Although oil pulling is traditionally done with sesame oil, you can try with coconut oil as well. It is lighter and has a more pleasant taste. Melt 1-2 tablespoons of oil in a spoon and use.
The essential oil obtained from the lemon peel is antiseptic and antimicrobial. Add ten drops of lemon essential oil to a cup of warm water and gargle, or mix 2-3 drops in a teaspoon of coconut oil and rub it into the gums to reduce inflammation and recession. This bitter oil has a fresh citrus scent that can dispel bad breath.
Clove oil is widely used to relieve toothaches because it numbs soft tissue, but this is only a temporary effect. The oil is often used in dental hygiene products because of its strong, long-lasting antibacterial effects.

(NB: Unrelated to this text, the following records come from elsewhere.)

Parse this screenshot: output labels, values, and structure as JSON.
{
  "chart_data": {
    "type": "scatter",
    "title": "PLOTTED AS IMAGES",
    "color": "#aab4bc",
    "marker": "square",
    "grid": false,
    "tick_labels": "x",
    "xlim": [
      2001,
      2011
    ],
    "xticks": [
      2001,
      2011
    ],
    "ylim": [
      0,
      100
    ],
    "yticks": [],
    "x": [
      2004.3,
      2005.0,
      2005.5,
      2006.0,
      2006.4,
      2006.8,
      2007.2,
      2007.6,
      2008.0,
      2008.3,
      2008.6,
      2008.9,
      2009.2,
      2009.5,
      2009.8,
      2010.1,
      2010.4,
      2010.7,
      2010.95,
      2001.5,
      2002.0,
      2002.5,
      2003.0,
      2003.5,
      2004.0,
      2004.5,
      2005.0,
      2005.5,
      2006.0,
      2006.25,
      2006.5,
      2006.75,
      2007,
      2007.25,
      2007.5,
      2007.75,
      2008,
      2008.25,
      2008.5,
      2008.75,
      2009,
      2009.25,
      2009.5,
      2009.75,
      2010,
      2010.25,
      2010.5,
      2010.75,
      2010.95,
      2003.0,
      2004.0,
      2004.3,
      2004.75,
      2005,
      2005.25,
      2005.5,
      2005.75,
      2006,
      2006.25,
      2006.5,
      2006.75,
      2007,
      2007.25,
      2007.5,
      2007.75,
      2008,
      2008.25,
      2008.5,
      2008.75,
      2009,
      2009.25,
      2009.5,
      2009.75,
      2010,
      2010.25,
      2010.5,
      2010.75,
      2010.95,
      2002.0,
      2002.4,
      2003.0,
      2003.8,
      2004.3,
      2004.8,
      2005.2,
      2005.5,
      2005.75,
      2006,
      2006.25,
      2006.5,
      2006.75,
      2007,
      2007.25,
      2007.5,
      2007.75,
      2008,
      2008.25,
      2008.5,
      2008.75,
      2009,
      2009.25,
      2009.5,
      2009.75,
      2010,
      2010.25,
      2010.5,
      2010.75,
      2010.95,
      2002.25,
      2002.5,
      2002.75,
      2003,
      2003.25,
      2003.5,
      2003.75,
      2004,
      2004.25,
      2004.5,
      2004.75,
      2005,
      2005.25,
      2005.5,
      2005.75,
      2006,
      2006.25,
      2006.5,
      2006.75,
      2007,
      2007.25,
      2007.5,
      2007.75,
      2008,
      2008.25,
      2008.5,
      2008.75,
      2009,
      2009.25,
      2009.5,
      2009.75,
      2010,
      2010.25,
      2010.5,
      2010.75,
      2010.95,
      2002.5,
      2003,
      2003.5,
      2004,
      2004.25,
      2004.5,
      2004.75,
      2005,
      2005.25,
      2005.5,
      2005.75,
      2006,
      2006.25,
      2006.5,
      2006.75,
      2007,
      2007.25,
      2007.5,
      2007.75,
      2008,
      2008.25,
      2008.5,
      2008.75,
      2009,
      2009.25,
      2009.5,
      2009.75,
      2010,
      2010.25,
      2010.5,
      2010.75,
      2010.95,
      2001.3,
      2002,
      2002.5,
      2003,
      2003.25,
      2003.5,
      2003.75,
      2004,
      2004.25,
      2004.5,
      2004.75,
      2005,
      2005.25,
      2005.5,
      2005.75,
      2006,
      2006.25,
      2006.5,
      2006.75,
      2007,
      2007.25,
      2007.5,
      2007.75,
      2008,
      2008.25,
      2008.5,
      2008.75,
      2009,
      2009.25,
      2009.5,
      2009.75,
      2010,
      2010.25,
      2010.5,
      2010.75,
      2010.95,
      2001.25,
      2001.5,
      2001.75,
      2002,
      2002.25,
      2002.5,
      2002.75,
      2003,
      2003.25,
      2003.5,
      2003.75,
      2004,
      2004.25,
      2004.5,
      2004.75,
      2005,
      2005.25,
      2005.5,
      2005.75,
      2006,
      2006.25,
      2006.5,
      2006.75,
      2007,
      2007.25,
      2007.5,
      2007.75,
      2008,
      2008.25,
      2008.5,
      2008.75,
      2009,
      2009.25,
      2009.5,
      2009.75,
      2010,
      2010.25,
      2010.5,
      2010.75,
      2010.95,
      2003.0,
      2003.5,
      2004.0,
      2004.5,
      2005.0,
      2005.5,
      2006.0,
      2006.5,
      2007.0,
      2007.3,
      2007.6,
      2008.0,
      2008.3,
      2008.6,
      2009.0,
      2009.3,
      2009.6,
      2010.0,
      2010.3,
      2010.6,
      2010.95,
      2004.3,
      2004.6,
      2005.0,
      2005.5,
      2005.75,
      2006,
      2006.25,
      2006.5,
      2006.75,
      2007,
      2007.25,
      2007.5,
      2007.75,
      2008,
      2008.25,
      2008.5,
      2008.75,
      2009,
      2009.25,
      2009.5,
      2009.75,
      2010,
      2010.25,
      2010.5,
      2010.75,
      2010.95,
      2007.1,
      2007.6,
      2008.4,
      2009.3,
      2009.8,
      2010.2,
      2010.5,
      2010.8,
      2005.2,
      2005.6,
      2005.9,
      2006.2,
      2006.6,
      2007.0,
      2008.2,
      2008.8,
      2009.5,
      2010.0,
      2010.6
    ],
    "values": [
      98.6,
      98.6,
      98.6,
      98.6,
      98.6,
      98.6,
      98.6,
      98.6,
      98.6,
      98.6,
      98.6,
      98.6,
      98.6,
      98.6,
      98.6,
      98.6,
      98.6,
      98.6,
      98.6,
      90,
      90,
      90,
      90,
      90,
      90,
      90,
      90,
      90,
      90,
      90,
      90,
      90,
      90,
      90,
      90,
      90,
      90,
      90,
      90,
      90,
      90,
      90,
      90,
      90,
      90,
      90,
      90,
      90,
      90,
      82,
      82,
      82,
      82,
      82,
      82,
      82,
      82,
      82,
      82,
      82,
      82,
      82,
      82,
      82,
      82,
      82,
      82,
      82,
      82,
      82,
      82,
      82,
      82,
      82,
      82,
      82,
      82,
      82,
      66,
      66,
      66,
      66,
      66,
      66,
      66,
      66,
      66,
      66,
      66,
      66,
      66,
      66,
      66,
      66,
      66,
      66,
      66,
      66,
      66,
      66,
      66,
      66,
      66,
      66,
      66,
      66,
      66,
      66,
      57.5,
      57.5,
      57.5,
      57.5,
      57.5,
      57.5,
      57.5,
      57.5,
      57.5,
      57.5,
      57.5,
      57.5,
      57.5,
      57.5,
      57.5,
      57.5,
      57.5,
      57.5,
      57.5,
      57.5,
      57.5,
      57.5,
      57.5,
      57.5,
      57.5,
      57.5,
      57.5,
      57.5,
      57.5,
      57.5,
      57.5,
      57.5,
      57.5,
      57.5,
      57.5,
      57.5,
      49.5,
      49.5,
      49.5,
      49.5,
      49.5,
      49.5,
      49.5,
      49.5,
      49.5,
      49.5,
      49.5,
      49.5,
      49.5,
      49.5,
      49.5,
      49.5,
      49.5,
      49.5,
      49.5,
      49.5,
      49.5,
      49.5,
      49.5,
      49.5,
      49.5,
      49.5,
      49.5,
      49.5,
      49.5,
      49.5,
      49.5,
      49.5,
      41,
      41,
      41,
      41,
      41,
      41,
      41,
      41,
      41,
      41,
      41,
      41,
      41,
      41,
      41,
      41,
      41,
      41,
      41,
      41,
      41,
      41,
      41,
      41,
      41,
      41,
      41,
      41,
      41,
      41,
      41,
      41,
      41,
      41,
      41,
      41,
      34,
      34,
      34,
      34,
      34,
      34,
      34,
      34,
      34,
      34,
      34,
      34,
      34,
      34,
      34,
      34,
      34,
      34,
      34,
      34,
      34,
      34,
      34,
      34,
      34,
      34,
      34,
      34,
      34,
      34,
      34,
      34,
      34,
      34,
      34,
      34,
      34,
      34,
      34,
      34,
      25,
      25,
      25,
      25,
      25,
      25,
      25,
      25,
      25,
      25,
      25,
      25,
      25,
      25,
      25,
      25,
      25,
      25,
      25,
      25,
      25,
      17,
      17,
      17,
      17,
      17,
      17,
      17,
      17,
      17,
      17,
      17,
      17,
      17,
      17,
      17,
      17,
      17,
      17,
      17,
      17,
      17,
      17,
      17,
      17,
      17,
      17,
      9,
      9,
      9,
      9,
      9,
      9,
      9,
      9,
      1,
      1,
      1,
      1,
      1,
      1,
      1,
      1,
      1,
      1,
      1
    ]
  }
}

It also tops the list because of its antioxidant capacity. Use 5-6 drops in a cup of warm water as a mouthwash.
Lemon grass oil
Lemon grass has antifungal and antiseptic properties that prevent the growth of certain types of yeast and bacteria commonly found in the mouth. It also has anti-inflammatory and astringent activity on the gums.
Boil 2-3 stalks of lemon grass in water to gargle, or use 10 drops of essential oil in a cup of warm water. Regular use relieves inflammation and restores normal and healthy gum texture.
A deficiency of vitamin C can cause inflammation and bleeding of the gums. Supplements usually offer a dramatic improvement. It is preferable to obtain vitamins from foods because they are more easily used by the body in their natural forms rather than their synthetic versions.
Fresh vegetables and fruits are rich in vitamin C, especially dark green leafy vegetables, peppers, broccoli, tomatoes, kiwis, berries and citrus fruits. However, a significant percentage of vitamin C is lost during juice production, preservation and cooking.
To avoid this, try to have a local source of fresh fruits and vegetables whenever you can, and consume them raw. Drink green smoothies and fruit juices immediately after preparation.